In her preface to the Literacy Ladders report, Adams calls attention to the importance of educating adults in the provision of early childhood education. Citing an earlier paper for the American Educator journal of the AFT (Sticht, 2011), Adams discusses the need to close educational achievement gaps between children from poorly and better educated parents and states: “Indeed, it is primarily this goal, the closing of gaps,  that drives the universal preschool movement. … the differences in children’s language and literacy levels at school entry are huge and tend to persist and even to grow across the school years. Moreover, as Thomas Sticht has pointed out, children actually spend very little of their time at school; while quality preschool programs are insuperably important, gap closing necessarily depends on improving the educational support and encouragement children receive at home. Whether gauged by their impact on children or parents, and whether measured in terms of cognitive or noncognitive skills, the recurrent finding is that the most effective early childhood education programs are coordinated with early parenthood education”(Adams, 2014, p. 7).
Despite the overwhelming evidence, and common sense understanding, that helping poorly educated adults get additional education can not only help the adults in their work and economic circumstances, but also contribute to the preschool and inschool educational achievement of their children, the Adult Education and Literacy System (AELS) of the United States, funded by Title II of the Workforce Innovation and Opportunity Act (WIOA) of 2014,  has witnessed a deplorable $40 million decline in real funding, adjusted for inflation, for the last decade and a half. This has been accompanied by a decline in enrollments from 2.9 million in 2000 to just over 1.5 million in 2015, while yearly waiting lists for programs have increased into the hundreds of thousands.
One wonders why it is so very difficult for policymakers to understand and support the millions of adults who need additional education so that they may, in turn, support their children in their pursuit of educational opportunities and achievement. Why is it so difficult to understand that by investing in the education of adults we get “double duty dollars!”  We elevate the education of adults and we get improved educational achievement of their children!
“Outstanding!”, say the Military Generals, because it’s good for our national security.
“Tremendous!”, say the Business Moguls, because it’s good for our nation’s economy.
“Indubitably!”, say the Professors, because it agrees with the empirical data.
“Cut the adult education budget!”, say the state and federal governments. Because the constituency is poor.
“Please help!”, say the adults and their children.
Adams, M. (2014). Preface: Knowledge for Literacy. In: Literacy Ladders: Increasing Young Children’s Language, Knowledge, and Reading Comprehension. Washington, DC: American Federation of Teachers, pp. 4-10.

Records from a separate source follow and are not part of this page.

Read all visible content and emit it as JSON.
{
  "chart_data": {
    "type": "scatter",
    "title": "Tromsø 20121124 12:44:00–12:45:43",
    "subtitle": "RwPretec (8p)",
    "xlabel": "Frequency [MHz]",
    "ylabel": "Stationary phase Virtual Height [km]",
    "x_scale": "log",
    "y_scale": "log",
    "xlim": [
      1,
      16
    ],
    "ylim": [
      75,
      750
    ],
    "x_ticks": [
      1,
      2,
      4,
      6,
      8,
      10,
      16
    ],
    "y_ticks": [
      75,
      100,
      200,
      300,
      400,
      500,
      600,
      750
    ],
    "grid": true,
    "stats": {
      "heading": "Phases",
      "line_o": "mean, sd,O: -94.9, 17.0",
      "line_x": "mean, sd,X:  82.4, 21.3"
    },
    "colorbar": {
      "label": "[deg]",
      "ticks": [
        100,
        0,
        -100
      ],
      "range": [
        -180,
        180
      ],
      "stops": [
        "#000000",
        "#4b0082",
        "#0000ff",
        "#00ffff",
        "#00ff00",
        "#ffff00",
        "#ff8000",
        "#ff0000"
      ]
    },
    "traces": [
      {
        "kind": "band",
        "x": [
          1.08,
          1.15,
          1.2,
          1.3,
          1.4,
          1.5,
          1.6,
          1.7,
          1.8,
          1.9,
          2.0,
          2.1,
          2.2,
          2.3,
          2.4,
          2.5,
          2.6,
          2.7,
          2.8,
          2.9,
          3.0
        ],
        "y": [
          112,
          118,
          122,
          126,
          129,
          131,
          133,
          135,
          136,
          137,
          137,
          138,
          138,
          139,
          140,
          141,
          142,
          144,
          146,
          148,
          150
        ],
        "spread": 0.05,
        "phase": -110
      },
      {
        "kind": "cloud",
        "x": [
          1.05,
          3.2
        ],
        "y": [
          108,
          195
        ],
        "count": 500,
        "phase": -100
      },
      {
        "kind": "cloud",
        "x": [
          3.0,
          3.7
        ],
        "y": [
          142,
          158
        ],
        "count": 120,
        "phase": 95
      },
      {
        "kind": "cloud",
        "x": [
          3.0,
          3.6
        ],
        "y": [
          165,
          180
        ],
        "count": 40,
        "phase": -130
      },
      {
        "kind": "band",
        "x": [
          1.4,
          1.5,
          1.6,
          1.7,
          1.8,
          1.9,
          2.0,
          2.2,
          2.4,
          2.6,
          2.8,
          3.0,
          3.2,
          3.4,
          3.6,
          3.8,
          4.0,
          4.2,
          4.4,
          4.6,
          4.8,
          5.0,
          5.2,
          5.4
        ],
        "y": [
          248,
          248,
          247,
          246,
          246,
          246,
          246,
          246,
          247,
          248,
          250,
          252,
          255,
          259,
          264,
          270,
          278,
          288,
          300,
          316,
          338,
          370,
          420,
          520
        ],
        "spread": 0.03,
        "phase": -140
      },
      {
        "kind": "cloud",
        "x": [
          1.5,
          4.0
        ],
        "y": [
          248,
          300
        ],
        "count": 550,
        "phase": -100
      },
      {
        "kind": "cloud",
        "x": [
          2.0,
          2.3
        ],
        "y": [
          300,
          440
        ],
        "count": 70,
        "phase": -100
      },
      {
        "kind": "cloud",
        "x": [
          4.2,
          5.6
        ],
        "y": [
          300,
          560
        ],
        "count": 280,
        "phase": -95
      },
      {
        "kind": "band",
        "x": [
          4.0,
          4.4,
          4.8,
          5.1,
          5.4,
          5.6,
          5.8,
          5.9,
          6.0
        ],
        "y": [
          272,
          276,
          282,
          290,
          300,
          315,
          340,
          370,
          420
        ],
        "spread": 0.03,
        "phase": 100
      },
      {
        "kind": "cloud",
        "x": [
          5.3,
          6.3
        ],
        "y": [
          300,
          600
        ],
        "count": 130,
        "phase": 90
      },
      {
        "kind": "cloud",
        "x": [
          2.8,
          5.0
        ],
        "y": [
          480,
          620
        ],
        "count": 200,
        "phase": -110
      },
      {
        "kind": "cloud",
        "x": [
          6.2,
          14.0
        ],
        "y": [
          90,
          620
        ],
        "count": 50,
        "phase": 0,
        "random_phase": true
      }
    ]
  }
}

Biemiller, A. (2014).  Comprehension Sets the Limit on Reading Comprehension. In: Literacy Ladders: Increasing Young Children’s Language, Knowledge, and Reading Comprehension. Washington, DC: American Federation of Teachers, pp. 52-53.

Huey, E. (1908/1968). The Psychology and Pedagogy of  Reading. Cambridge, MA: M.I.T. Press.

Sticht, T. (2011). Getting It Right from the Start: The Case for Early Parenthood Education.  American Educator 35 no. 3, pp. 35–39. 
Sticht, T. & James, J. (1984/2002). Listening and Reading. In: P. Pearson, R. Barr, & M. Kamil (Eds.).  Handbook of Research on Reading, Vol. 1. Mahwah, NJ: Erlbaum Associates, pp. 293-317.